Page MenuHome

Cleanup: Remove mesh vertex "temp tag" flag
ClosedPublic

Authored by Hans Goudey (HooglyBoogly) on Jan 20 2022, 4:29 AM.

Details

Summary

As part of the project of converting MVert into float3
(more details in T93602), this is an easy step, since it
is only locally used runtime data. In the six places it was
used, the flag was replaced by a local bitmap.

By itself this change has no benefits other than making some
code slightly simpler. It only really matters when the other
flags are removed and it can be removed from MVert
along with the bevel weight.

Diff Detail

Event Timeline

Hans Goudey (HooglyBoogly) requested review of this revision.Jan 20 2022, 4:29 AM
Hans Goudey (HooglyBoogly) created this revision.
Hans Goudey (HooglyBoogly) edited the summary of this revision. (Show Details)

@Jacques Lucke (JacquesLucke), I'm adding you as a reviewer since the code changes are straightforward and align with an agreed-upon goal, I just want to make sure someone else has seen it.

Jacques Lucke (JacquesLucke) requested changes to this revision.Jan 20 2022, 12:36 PM
Jacques Lucke (JacquesLucke) added inline comments.
source/blender/blenkernel/intern/mesh_validate.c
607

This looks like it could introduce a lot of new overhead. Note that you create a new bitmap for every face here. Better create it once outside of the outer loop.

This revision now requires changes to proceed.Jan 20 2022, 12:36 PM

Just one concern...

While it's good to review smaller parts of replacing each of MVert's flags, it might be good to wait to land all patches at once after a benchmarking.

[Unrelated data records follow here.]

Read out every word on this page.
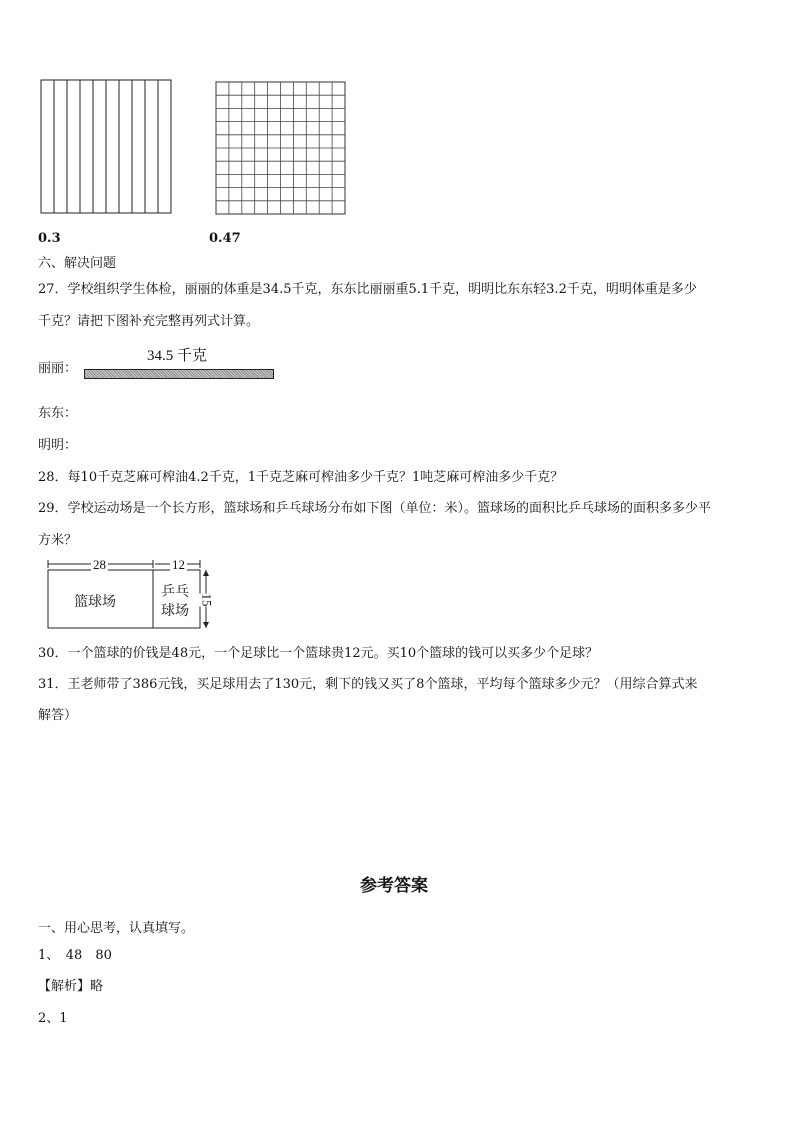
0.3	0.47
六、解决问题
27．学校组织学生体检，丽丽的体重是34.5千克，东东比丽丽重5.1千克，明明比东东轻3.2千克，明明体重是多少
千克？请把下图补充完整再列式计算。
丽丽：
34.5 千克
东东：
明明：
28．每10千克芝麻可榨油4.2千克，1千克芝麻可榨油多少千克？1吨芝麻可榨油多少千克？
29．学校运动场是一个长方形，篮球场和乒乓球场分布如下图（单位：米）。篮球场的面积比乒乓球场的面积多多少平
方米？
28	12
15
篮球场
乒乓
球场
30．一个篮球的价钱是48元，一个足球比一个篮球贵12元。买10个篮球的钱可以买多少个足球？
31．王老师带了386元钱，买足球用去了130元，剩下的钱又买了8个篮球，平均每个篮球多少元？（用综合算式来
解答）
参考答案
一、用心思考，认真填写。
1、　48　80
【解析】略
2、1
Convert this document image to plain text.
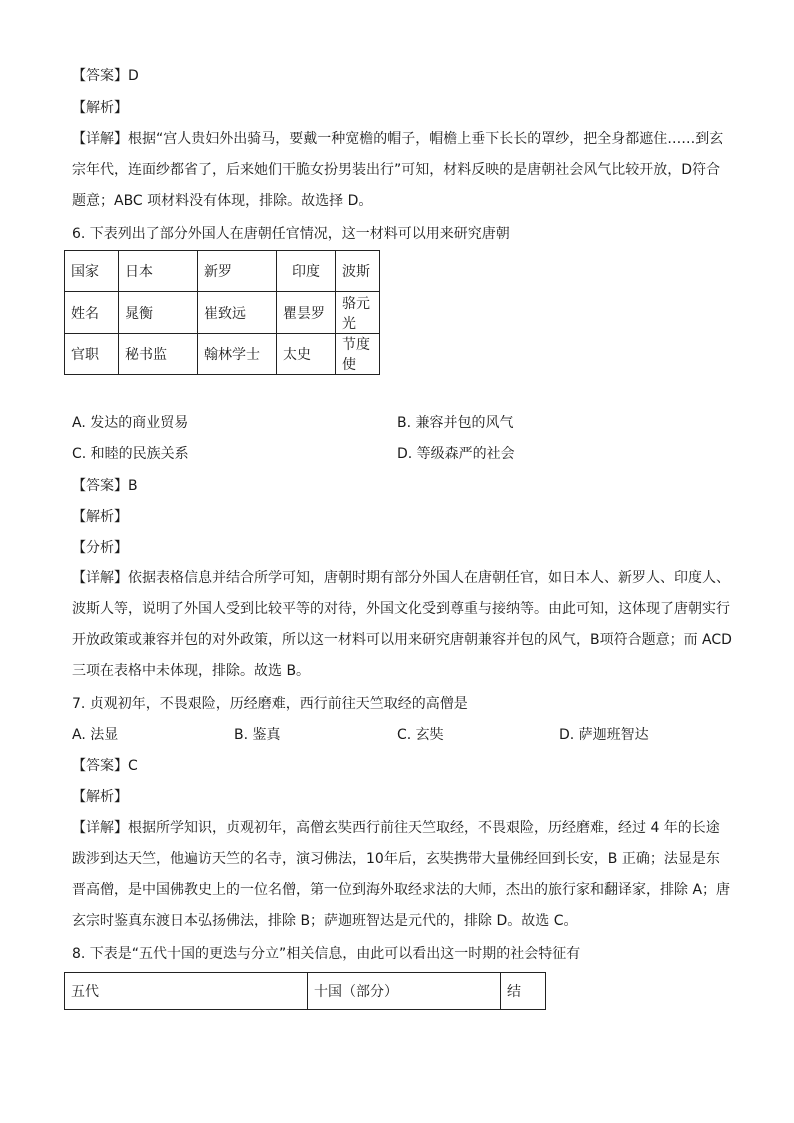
【答案】D
【解析】
【详解】根据“宫人贵妇外出骑马，要戴一种宽檐的帽子，帽檐上垂下长长的罩纱，把全身都遮住……到玄宗年代，连面纱都省了，后来她们干脆女扮男装出行”可知，材料反映的是唐朝社会风气比较开放，D符合题意；ABC 项材料没有体现，排除。故选择 D。
6. 下表列出了部分外国人在唐朝任官情况，这一材料可以用来研究唐朝
国家	日本	新罗	印度	波斯
姓名	晁衡	崔致远	瞿昙罗	骆元光
官职	秘书监	翰林学士	太史	节度使
A. 发达的商业贸易	B. 兼容并包的风气
C. 和睦的民族关系	D. 等级森严的社会
【答案】B
【解析】
【分析】
【详解】依据表格信息并结合所学可知，唐朝时期有部分外国人在唐朝任官，如日本人、新罗人、印度人、波斯人等，说明了外国人受到比较平等的对待，外国文化受到尊重与接纳等。由此可知，这体现了唐朝实行开放政策或兼容并包的对外政策，所以这一材料可以用来研究唐朝兼容并包的风气，B项符合题意；而 ACD 三项在表格中未体现，排除。故选 B。
7. 贞观初年，不畏艰险，历经磨难，西行前往天竺取经的高僧是
A. 法显	B. 鉴真	C. 玄奘	D. 萨迦班智达
【答案】C
【解析】
【详解】根据所学知识，贞观初年，高僧玄奘西行前往天竺取经，不畏艰险，历经磨难，经过 4 年的长途跋涉到达天竺，他遍访天竺的名寺，演习佛法，10年后，玄奘携带大量佛经回到长安，B 正确；法显是东晋高僧，是中国佛教史上的一位名僧，第一位到海外取经求法的大师，杰出的旅行家和翻译家，排除 A；唐玄宗时鉴真东渡日本弘扬佛法，排除 B；萨迦班智达是元代的，排除 D。故选 C。
8. 下表是“五代十国的更迭与分立”相关信息，由此可以看出这一时期的社会特征有
五代	十国（部分）	结
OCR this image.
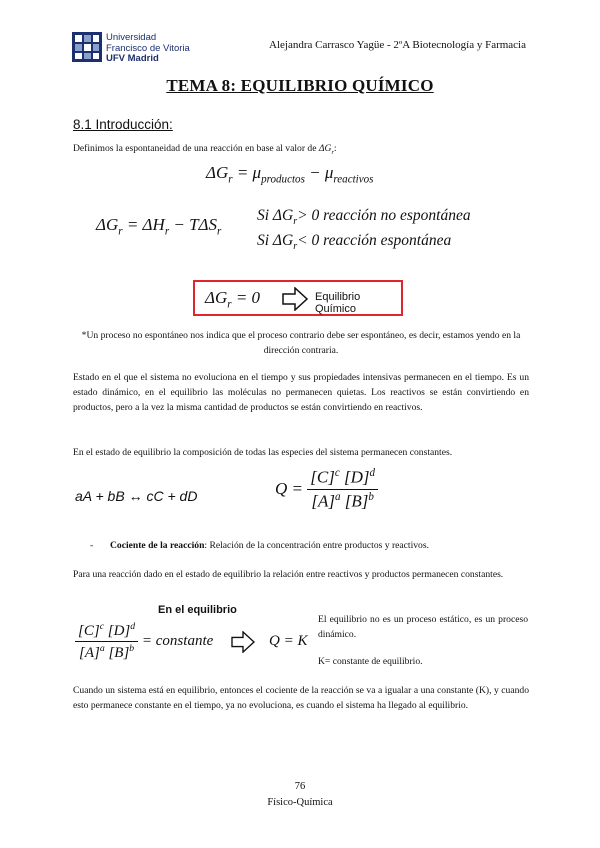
Universidad
Francisco de Vitoria
UFV Madrid
Alejandra Carrasco Yagüe - 2ºA Biotecnología y Farmacia
TEMA 8: EQUILIBRIO QUÍMICO
8.1 Introducción:
Definimos la espontaneidad de una reacción en base al valor de $\Delta G_r$:
$\Delta G_r = \mu_{productos} - \mu_{reactivos}$
$\Delta G_r = \Delta H_r - T\Delta S_r$
Si $\Delta G_r> 0$ reacción no espontánea
Si $\Delta G_r< 0$ reacción espontánea
$\Delta G_r = 0$	Equilibrio Químico
*Un proceso no espontáneo nos indica que el proceso contrario debe ser espontáneo, es decir, estamos yendo en la dirección contraria.
Estado en el que el sistema no evoluciona en el tiempo y sus propiedades intensivas permanecen en el tiempo. Es un estado dinámico, en el equilibrio las moléculas no permanecen quietas. Los reactivos se están convirtiendo en productos, pero a la vez la misma cantidad de productos se están convirtiendo en reactivos.
En el estado de equilibrio la composición de todas las especies del sistema permanecen constantes.
aA + bB ↔ cC + dD	$Q = \frac{[C]^c [D]^d}{[A]^a [B]^b}$
- Cociente de la reacción: Relación de la concentración entre productos y reactivos.
Para una reacción dado en el estado de equilibrio la relación entre reactivos y productos permanecen constantes.
En el equilibrio
$\frac{[C]^c [D]^d}{[A]^a [B]^b}$ = constante	Q = K
El equilibrio no es un proceso estático, es un proceso dinámico.
K= constante de equilibrio.
Cuando un sistema está en equilibrio, entonces el cociente de la reacción se va a igualar a una constante (K), y cuando esto permanece constante en el tiempo, ya no evoluciona, es cuando el sistema ha llegado al equilibrio.
76
Físico-Química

I'm still not sure if moving the flag member to make a struct of Arrays is advantageous.

This would require reading from different parts of memory which can be even worse in multithread operations.

A benchmark can remedy this concern.

I'm still not sure if moving the flag member to make a struct of Arrays is advantageous.

It should be very advantageous, for a few reasons:

  • In many situations the flag is unnecessary. When only vertex positions are necessary (like a mesh bounding box), access becomes significantly faster because less memory is used (one byte less per vertex can add up when there are millions of vertices).
  • Makes code clearer by separating concerns about where things are stored (i.e. no need to clear a flag before it's used, each type of data is conceptually separate, etc).
  • It's possible to use SIMD operations directly on vertex positions in many cases, since there are no padding bytes to work around.
  • The massive code simplification of Span<float3> instead of Span<MVert>. This make the code in so many areas more generic and simpler (possible to use generic utility functions).
  • Everywhere the following functions are used will be much simpler and faster: BKE_mesh_vert_coords_alloc, BKE_mesh_vert_coords_get, BKE_mesh_vert_coords_apply_with_mat4, BKE_mesh_vert_coords_apply.
  • Interfacing with exporters, libraries, the GPU, etc. that expect a contiguous array of float vectors is much simpler.
  • Often you only need to access the selection, or a tag, etc. All of these operations will become much faster since they don't need to load all of the vertex locations as well.
    • For example, when only the bitflag added in this patch needs to be loaded (not the entire MVert), we're looking at 16x less memory that needs to be loaded (16 bytes -> 1 bit per vertex).
  • Other areas in Blender (point clouds, hair, attributes, etc.) are moving to the SoA format, so it's consistent with elsewhere. In other words, it's the established best practice.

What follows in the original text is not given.